To me, Quora is almost the ultimate non-story. There's nothing technically noteworthy about the idea or the platform.
The only thing Quora has done well (and they have done really well at this) is to get Valley insiders to use it.
Another way to put this is that it's a bubble story: journalists and Valleywags think it's much bigger than it is because all the other people in the same bubble talk about it. Outside of SV/SF, nobody really knows nor cares.
It's a bit like the AT&T-iPhone story. Sure it sucks in SF/NY (it really does) but journalists and bloggers seem incapable or uninterested in considering that these two cities are representative of the whole country.
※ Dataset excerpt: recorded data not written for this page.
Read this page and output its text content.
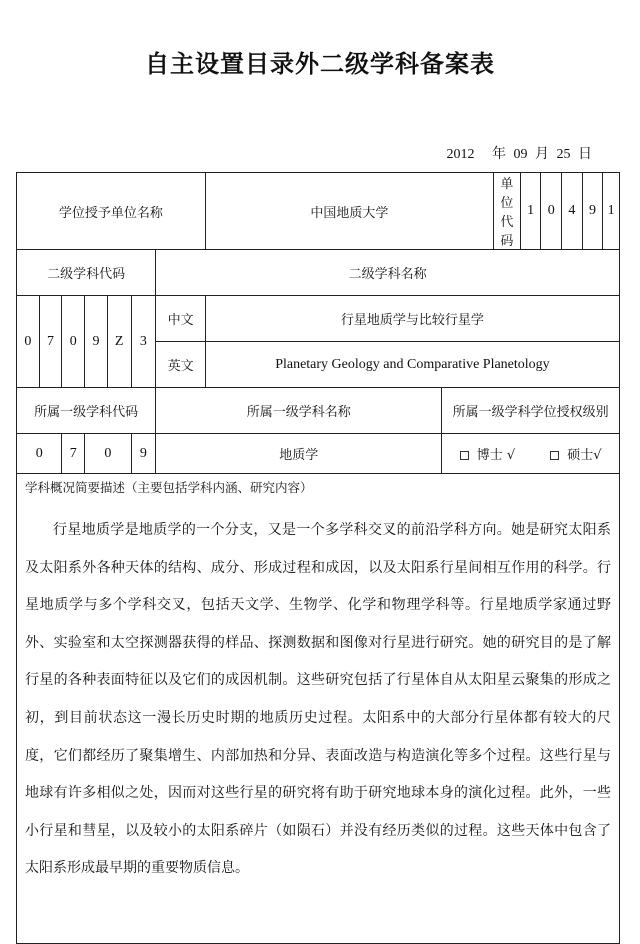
自主设置目录外二级学科备案表
2012 年 09 月 25 日
学位授予单位名称							中国地质大学		单位代码	1	0	4	9	1
二级学科代码						二级学科名称								
0	7	0	9	Z	3	中文	行星地质学与比较行星学							
						英文	Planetary Geology and Comparative Planetology							
所属一级学科代码						所属一级学科名称		所属一级学科学位授权级别						
0		7	0		9	地质学		博士 √ 硕士√						

学科概况简要描述（主要包括学科内涵、研究内容）
行星地质学是地质学的一个分支，又是一个多学科交叉的前沿学科方向。她是研究太阳系及太阳系外各种天体的结构、成分、形成过程和成因，以及太阳系行星间相互作用的科学。行星地质学与多个学科交叉，包括天文学、生物学、化学和物理学科等。行星地质学家通过野外、实验室和太空探测器获得的样品、探测数据和图像对行星进行研究。她的研究目的是了解行星的各种表面特征以及它们的成因机制。这些研究包括了行星体自从太阳星云聚集的形成之初，到目前状态这一漫长历史时期的地质历史过程。太阳系中的大部分行星体都有较大的尺度，它们都经历了聚集增生、内部加热和分异、表面改造与构造演化等多个过程。这些行星与地球有许多相似之处，因而对这些行星的研究将有助于研究地球本身的演化过程。此外，一些小行星和彗星，以及较小的太阳系碎片（如陨石）并没有经历类似的过程。这些天体中包含了太阳系形成最早期的重要物质信息。														
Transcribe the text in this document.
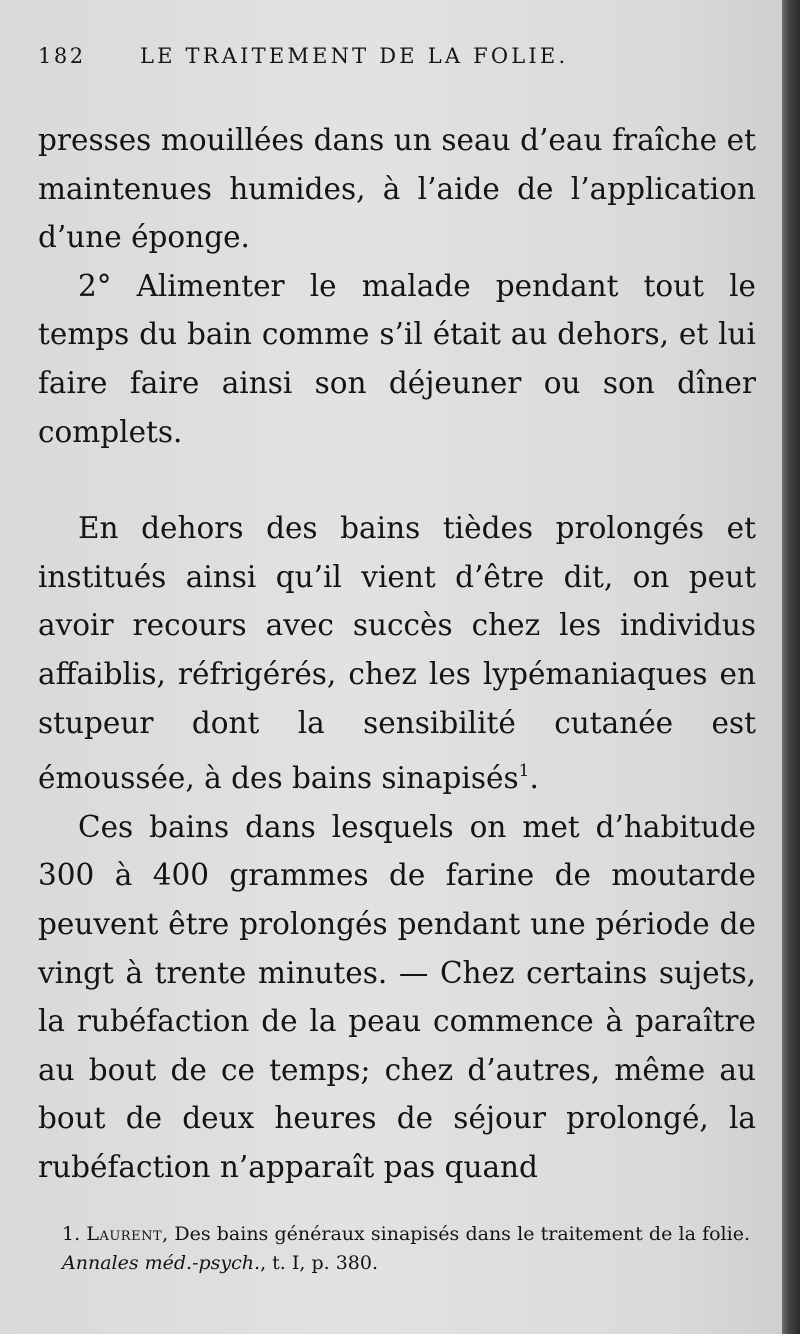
182	LE TRAITEMENT DE LA FOLIE.

presses mouillées dans un seau d’eau fraîche et maintenues humides, à l’aide de l’application d’une éponge.

2° Alimenter le malade pendant tout le temps du bain comme s’il était au dehors, et lui faire faire ainsi son déjeuner ou son dîner complets.

En dehors des bains tièdes prolongés et institués ainsi qu’il vient d’être dit, on peut avoir recours avec succès chez les individus affaiblis, réfrigérés, chez les lypémaniaques en stupeur dont la sensibilité cutanée est émoussée, à des bains sinapisés$^1$.

Ces bains dans lesquels on met d’habitude 300 à 400 grammes de farine de moutarde peuvent être prolongés pendant une période de vingt à trente minutes. — Chez certains sujets, la rubéfaction de la peau commence à paraître au bout de ce temps; chez d’autres, même au bout de deux heures de séjour prolongé, la rubéfaction n’apparaît pas quand

1. Laurent, Des bains généraux sinapisés dans le traitement de la folie. Annales méd.-psych., t. I, p. 380.
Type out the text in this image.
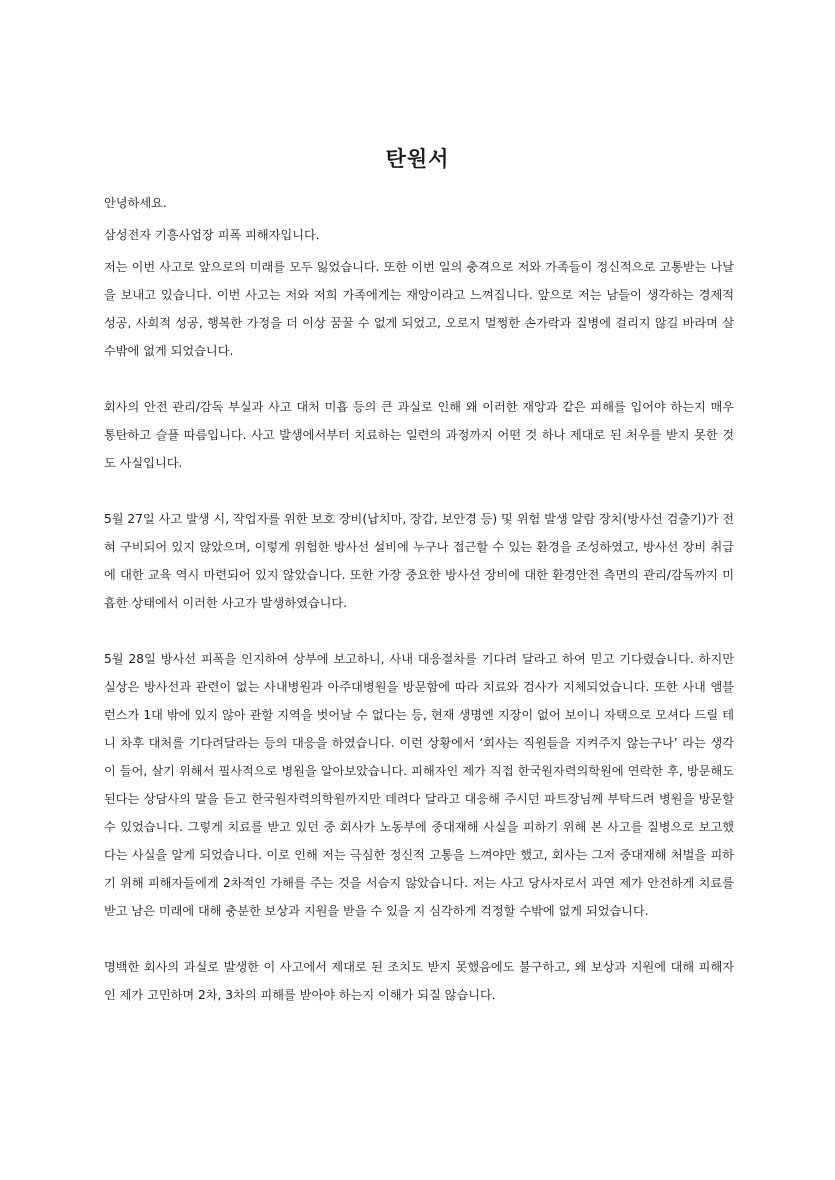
탄원서

안녕하세요.

삼성전자 기흥사업장 피폭 피해자입니다.

저는 이번 사고로 앞으로의 미래를 모두 잃었습니다. 또한 이번 일의 충격으로 저와 가족들이 정신적으로 고통받는 나날을 보내고 있습니다. 이번 사고는 저와 저희 가족에게는 재앙이라고 느껴집니다. 앞으로 저는 남들이 생각하는 경제적 성공, 사회적 성공, 행복한 가정을 더 이상 꿈꿀 수 없게 되었고, 오로지 멀쩡한 손가락과 질병에 걸리지 않길 바라며 살 수밖에 없게 되었습니다.

회사의 안전 관리/감독 부실과 사고 대처 미흡 등의 큰 과실로 인해 왜 이러한 재앙과 같은 피해를 입어야 하는지 매우 통탄하고 슬플 따름입니다. 사고 발생에서부터 치료하는 일련의 과정까지 어떤 것 하나 제대로 된 처우를 받지 못한 것도 사실입니다.

5월 27일 사고 발생 시, 작업자를 위한 보호 장비(납치마, 장갑, 보안경 등) 및 위험 발생 알람 장치(방사선 검출기)가 전혀 구비되어 있지 않았으며, 이렇게 위험한 방사선 설비에 누구나 접근할 수 있는 환경을 조성하였고, 방사선 장비 취급에 대한 교육 역시 마련되어 있지 않았습니다. 또한 가장 중요한 방사선 장비에 대한 환경안전 측면의 관리/감독까지 미흡한 상태에서 이러한 사고가 발생하였습니다.

5월 28일 방사선 피폭을 인지하여 상부에 보고하니, 사내 대응절차를 기다려 달라고 하여 믿고 기다렸습니다. 하지만 실상은 방사선과 관련이 없는 사내병원과 아주대병원을 방문함에 따라 치료와 검사가 지체되었습니다. 또한 사내 앰블런스가 1대 밖에 있지 않아 관할 지역을 벗어날 수 없다는 등, 현재 생명엔 지장이 없어 보이니 자택으로 모셔다 드릴 테니 차후 대처를 기다려달라는 등의 대응을 하였습니다. 이런 상황에서 ‘회사는 직원들을 지켜주지 않는구나’ 라는 생각이 들어, 살기 위해서 필사적으로 병원을 알아보았습니다. 피해자인 제가 직접 한국원자력의학원에 연락한 후, 방문해도 된다는 상담사의 말을 듣고 한국원자력의학원까지만 데려다 달라고 대응해 주시던 파트장님께 부탁드려 병원을 방문할 수 있었습니다. 그렇게 치료를 받고 있던 중 회사가 노동부에 중대재해 사실을 피하기 위해 본 사고를 질병으로 보고했다는 사실을 알게 되었습니다. 이로 인해 저는 극심한 정신적 고통을 느껴야만 했고, 회사는 그저 중대재해 처벌을 피하기 위해 피해자들에게 2차적인 가해를 주는 것을 서슴지 않았습니다. 저는 사고 당사자로서 과연 제가 안전하게 치료를 받고 남은 미래에 대해 충분한 보상과 지원을 받을 수 있을 지 심각하게 걱정할 수밖에 없게 되었습니다.

명백한 회사의 과실로 발생한 이 사고에서 제대로 된 조치도 받지 못했음에도 불구하고, 왜 보상과 지원에 대해 피해자인 제가 고민하며 2차, 3차의 피해를 받아야 하는지 이해가 되질 않습니다.
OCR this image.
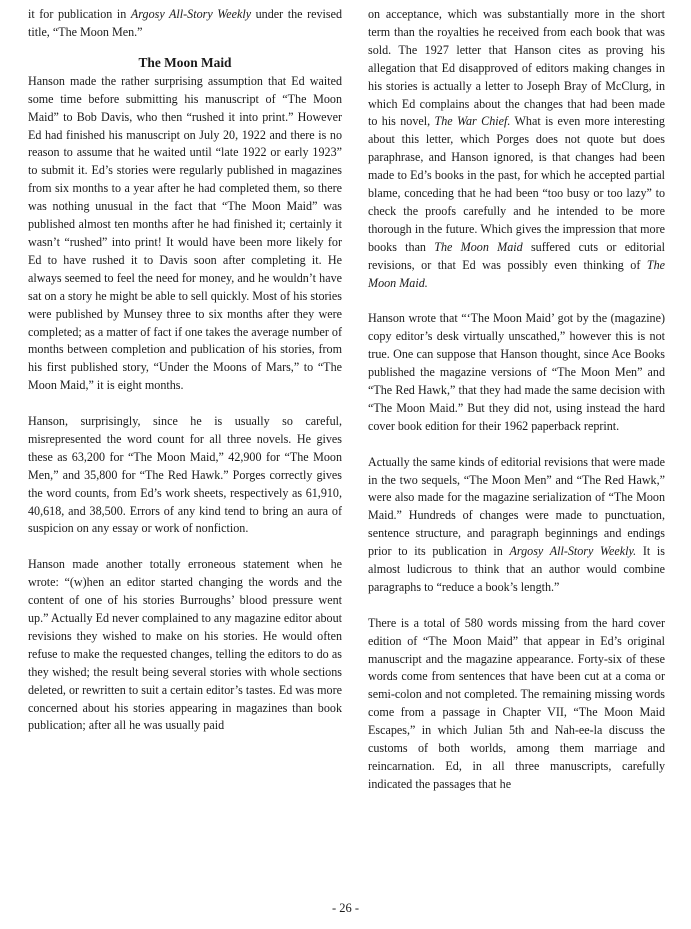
it for publication in Argosy All-Story Weekly under the revised title, “The Moon Men.”

The Moon Maid

Hanson made the rather surprising assumption that Ed waited some time before submitting his manuscript of “The Moon Maid” to Bob Davis, who then “rushed it into print.” However Ed had finished his manuscript on July 20, 1922 and there is no reason to assume that he waited until “late 1922 or early 1923” to submit it. Ed’s stories were regularly published in magazines from six months to a year after he had completed them, so there was nothing unusual in the fact that “The Moon Maid” was published almost ten months after he had finished it; certainly it wasn’t “rushed” into print! It would have been more likely for Ed to have rushed it to Davis soon after completing it. He always seemed to feel the need for money, and he wouldn’t have sat on a story he might be able to sell quickly. Most of his stories were published by Munsey three to six months after they were completed; as a matter of fact if one takes the average number of months between completion and publication of his stories, from his first published story, “Under the Moons of Mars,” to “The Moon Maid,” it is eight months.

Hanson, surprisingly, since he is usually so careful, misrepresented the word count for all three novels. He gives these as 63,200 for “The Moon Maid,” 42,900 for “The Moon Men,” and 35,800 for “The Red Hawk.” Porges correctly gives the word counts, from Ed’s work sheets, respectively as 61,910, 40,618, and 38,500. Errors of any kind tend to bring an aura of suspicion on any essay or work of nonfiction.

Hanson made another totally erroneous statement when he wrote: “(w)hen an editor started changing the words and the content of one of his stories Burroughs’ blood pressure went up.” Actually Ed never complained to any magazine editor about revisions they wished to make on his stories. He would often refuse to make the requested changes, telling the editors to do as they wished; the result being several stories with whole sections deleted, or rewritten to suit a certain editor’s tastes. Ed was more concerned about his stories appearing in magazines than book publication; after all he was usually paid

on acceptance, which was substantially more in the short term than the royalties he received from each book that was sold. The 1927 letter that Hanson cites as proving his allegation that Ed disapproved of editors making changes in his stories is actually a letter to Joseph Bray of McClurg, in which Ed complains about the changes that had been made to his novel, The War Chief. What is even more interesting about this letter, which Porges does not quote but does paraphrase, and Hanson ignored, is that changes had been made to Ed’s books in the past, for which he accepted partial blame, conceding that he had been “too busy or too lazy” to check the proofs carefully and he intended to be more thorough in the future. Which gives the impression that more books than The Moon Maid suffered cuts or editorial revisions, or that Ed was possibly even thinking of The Moon Maid.

Hanson wrote that “‘The Moon Maid’ got by the (magazine) copy editor’s desk virtually unscathed,” however this is not true. One can suppose that Hanson thought, since Ace Books published the magazine versions of “The Moon Men” and “The Red Hawk,” that they had made the same decision with “The Moon Maid.” But they did not, using instead the hard cover book edition for their 1962 paperback reprint.

Actually the same kinds of editorial revisions that were made in the two sequels, “The Moon Men” and “The Red Hawk,” were also made for the magazine serialization of “The Moon Maid.” Hundreds of changes were made to punctuation, sentence structure, and paragraph beginnings and endings prior to its publication in Argosy All-Story Weekly. It is almost ludicrous to think that an author would combine paragraphs to “reduce a book’s length.”

There is a total of 580 words missing from the hard cover edition of “The Moon Maid” that appear in Ed’s original manuscript and the magazine appearance. Forty-six of these words come from sentences that have been cut at a coma or semi-colon and not completed. The remaining missing words come from a passage in Chapter VII, “The Moon Maid Escapes,” in which Julian 5th and Nah-ee-la discuss the customs of both worlds, among them marriage and reincarnation. Ed, in all three manuscripts, carefully indicated the passages that he

- 26 -
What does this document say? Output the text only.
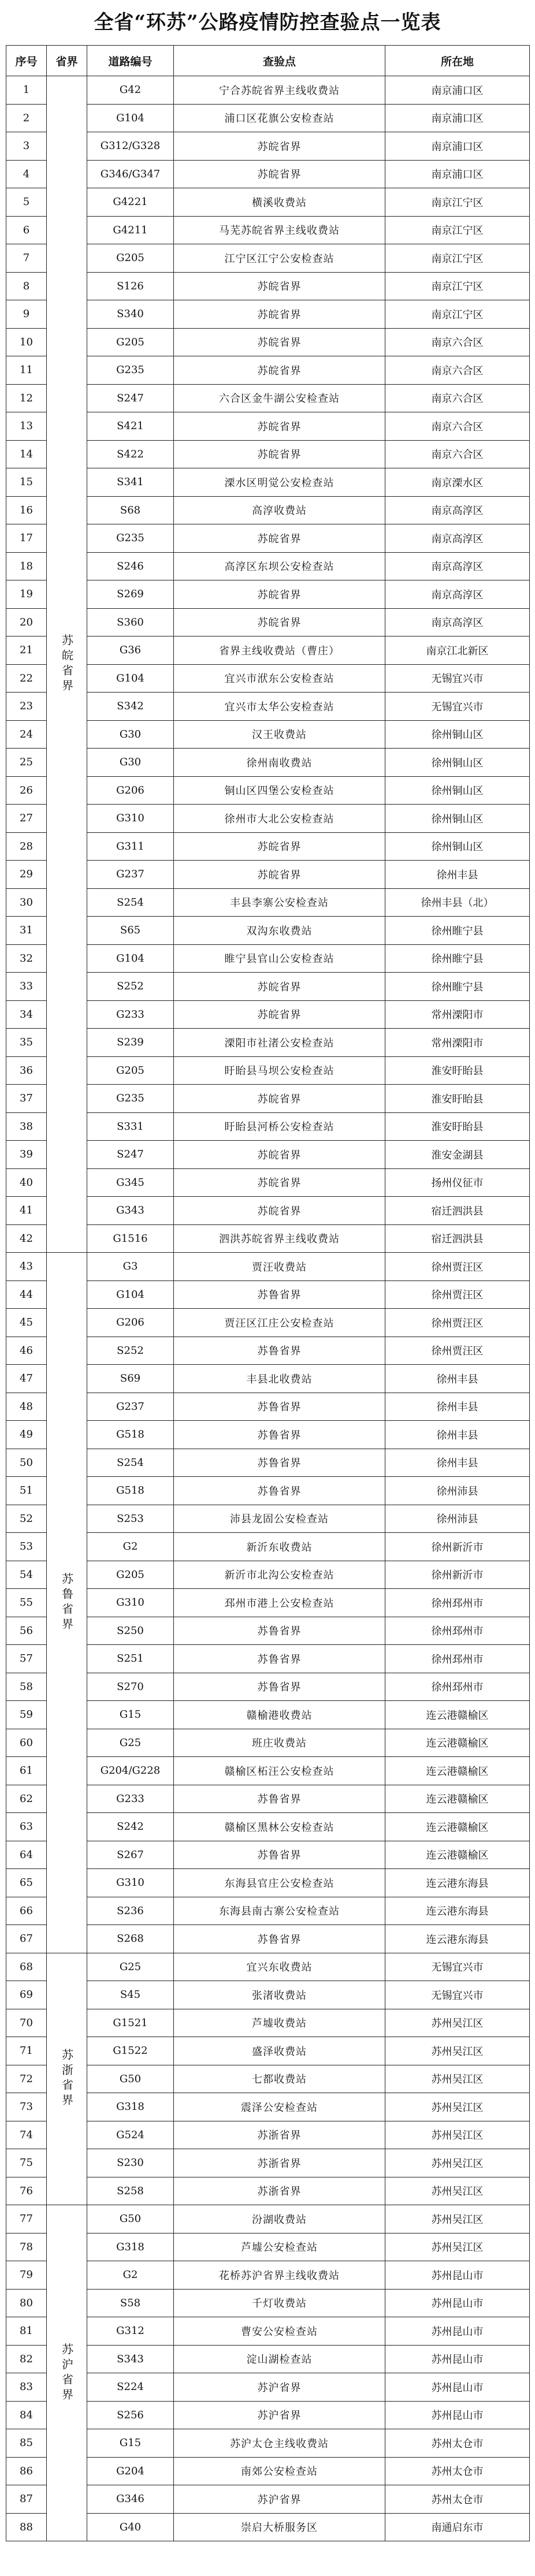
全省“环苏”公路疫情防控查验点一览表
序号	省界	道路编号	查验点	所在地
1	苏皖省界	G42	宁合苏皖省界主线收费站	南京浦口区
2		G104	浦口区花旗公安检查站	南京浦口区
3		G312/G328	苏皖省界	南京浦口区
4		G346/G347	苏皖省界	南京浦口区
5		G4221	横溪收费站	南京江宁区
6		G4211	马芜苏皖省界主线收费站	南京江宁区
7		G205	江宁区江宁公安检查站	南京江宁区
8		S126	苏皖省界	南京江宁区
9		S340	苏皖省界	南京江宁区
10		G205	苏皖省界	南京六合区
11		G235	苏皖省界	南京六合区
12		S247	六合区金牛湖公安检查站	南京六合区
13		S421	苏皖省界	南京六合区
14		S422	苏皖省界	南京六合区
15		S341	溧水区明觉公安检查站	南京溧水区
16		S68	高淳收费站	南京高淳区
17		G235	苏皖省界	南京高淳区
18		S246	高淳区东坝公安检查站	南京高淳区
19		S269	苏皖省界	南京高淳区
20		S360	苏皖省界	南京高淳区
21		G36	省界主线收费站（曹庄）	南京江北新区
22		G104	宜兴市洑东公安检查站	无锡宜兴市
23		S342	宜兴市太华公安检查站	无锡宜兴市
24		G30	汉王收费站	徐州铜山区
25		G30	徐州南收费站	徐州铜山区
26		G206	铜山区四堡公安检查站	徐州铜山区
27		G310	徐州市大北公安检查站	徐州铜山区
28		G311	苏皖省界	徐州铜山区
29		G237	苏皖省界	徐州丰县
30		S254	丰县李寨公安检查站	徐州丰县（北）
31		S65	双沟东收费站	徐州睢宁县
32		G104	睢宁县官山公安检查站	徐州睢宁县
33		S252	苏皖省界	徐州睢宁县
34		G233	苏皖省界	常州溧阳市
35		S239	溧阳市社渚公安检查站	常州溧阳市
36		G205	盱眙县马坝公安检查站	淮安盱眙县
37		G235	苏皖省界	淮安盱眙县
38		S331	盱眙县河桥公安检查站	淮安盱眙县
39		S247	苏皖省界	淮安金湖县
40		G345	苏皖省界	扬州仪征市
41		G343	苏皖省界	宿迁泗洪县
42		G1516	泗洪苏皖省界主线收费站	宿迁泗洪县
43	苏鲁省界	G3	贾汪收费站	徐州贾汪区
44		G104	苏鲁省界	徐州贾汪区
45		G206	贾汪区江庄公安检查站	徐州贾汪区
46		S252	苏鲁省界	徐州贾汪区
47		S69	丰县北收费站	徐州丰县
48		G237	苏鲁省界	徐州丰县
49		G518	苏鲁省界	徐州丰县
50		S254	苏鲁省界	徐州丰县
51		G518	苏鲁省界	徐州沛县
52		S253	沛县龙固公安检查站	徐州沛县
53		G2	新沂东收费站	徐州新沂市
54		G205	新沂市北沟公安检查站	徐州新沂市
55		G310	邳州市港上公安检查站	徐州邳州市
56		S250	苏鲁省界	徐州邳州市
57		S251	苏鲁省界	徐州邳州市
58		S270	苏鲁省界	徐州邳州市
59		G15	赣榆港收费站	连云港赣榆区
60		G25	班庄收费站	连云港赣榆区
61		G204/G228	赣榆区柘汪公安检查站	连云港赣榆区
62		G233	苏鲁省界	连云港赣榆区
63		S242	赣榆区黑林公安检查站	连云港赣榆区
64		S267	苏鲁省界	连云港赣榆区
65		G310	东海县官庄公安检查站	连云港东海县
66		S236	东海县南古寨公安检查站	连云港东海县
67		S268	苏鲁省界	连云港东海县
68	苏浙省界	G25	宜兴东收费站	无锡宜兴市
69		S45	张渚收费站	无锡宜兴市
70		G1521	芦墟收费站	苏州吴江区
71		G1522	盛泽收费站	苏州吴江区
72		G50	七都收费站	苏州吴江区
73		G318	震泽公安检查站	苏州吴江区
74		G524	苏浙省界	苏州吴江区
75		S230	苏浙省界	苏州吴江区
76		S258	苏浙省界	苏州吴江区
77	苏沪省界	G50	汾湖收费站	苏州吴江区
78		G318	芦墟公安检查站	苏州吴江区
79		G2	花桥苏沪省界主线收费站	苏州昆山市
80		S58	千灯收费站	苏州昆山市
81		G312	曹安公安检查站	苏州昆山市
82		S343	淀山湖检查站	苏州昆山市
83		S224	苏沪省界	苏州昆山市
84		S256	苏沪省界	苏州昆山市
85		G15	苏沪太仓主线收费站	苏州太仓市
86		G204	南郊公安检查站	苏州太仓市
87		G346	苏沪省界	苏州太仓市
88		G40	崇启大桥服务区	南通启东市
Last year Quora got funding at a staggering $86M [1] (this sounds like post-money). It's Yahoo Answers meets Facebook, which just so happens to have an insider audience that won't necessarily translate more broadly. Frankly, I'd sell before people catch on.
> There's nothing technically noteworthy about the idea or the platform.
Don't quite agree, I think their real-time update system excellent and sets them apart. It definitely (IMO) makes the site more addicting. Not that it couldn't be written by competitors of course
I don't disagree that Quora is overhyped though, they seem be Techcrunch's pet company of 2011.
Ditto -- it seems that I read about Quora on HN nearly every day, but I've never actually been taken to the site for any real purpose, or seen any of its actual content linked on HN.
"WELL membership is available to almost anyone, but requires a paid subscription and use of one's real name."
"The WELL was frequently mentioned in the media in the 1980s and 1990s, probably disproportionately to the number of users it had relative to other online systems. [...] This early visibility was largely the result of the early policy of providing free — comped — accounts for interesting journalists and other select members of the media. As a result, for many journalists it was their first experience of online systems and, later, the Internet, even though other systems existed."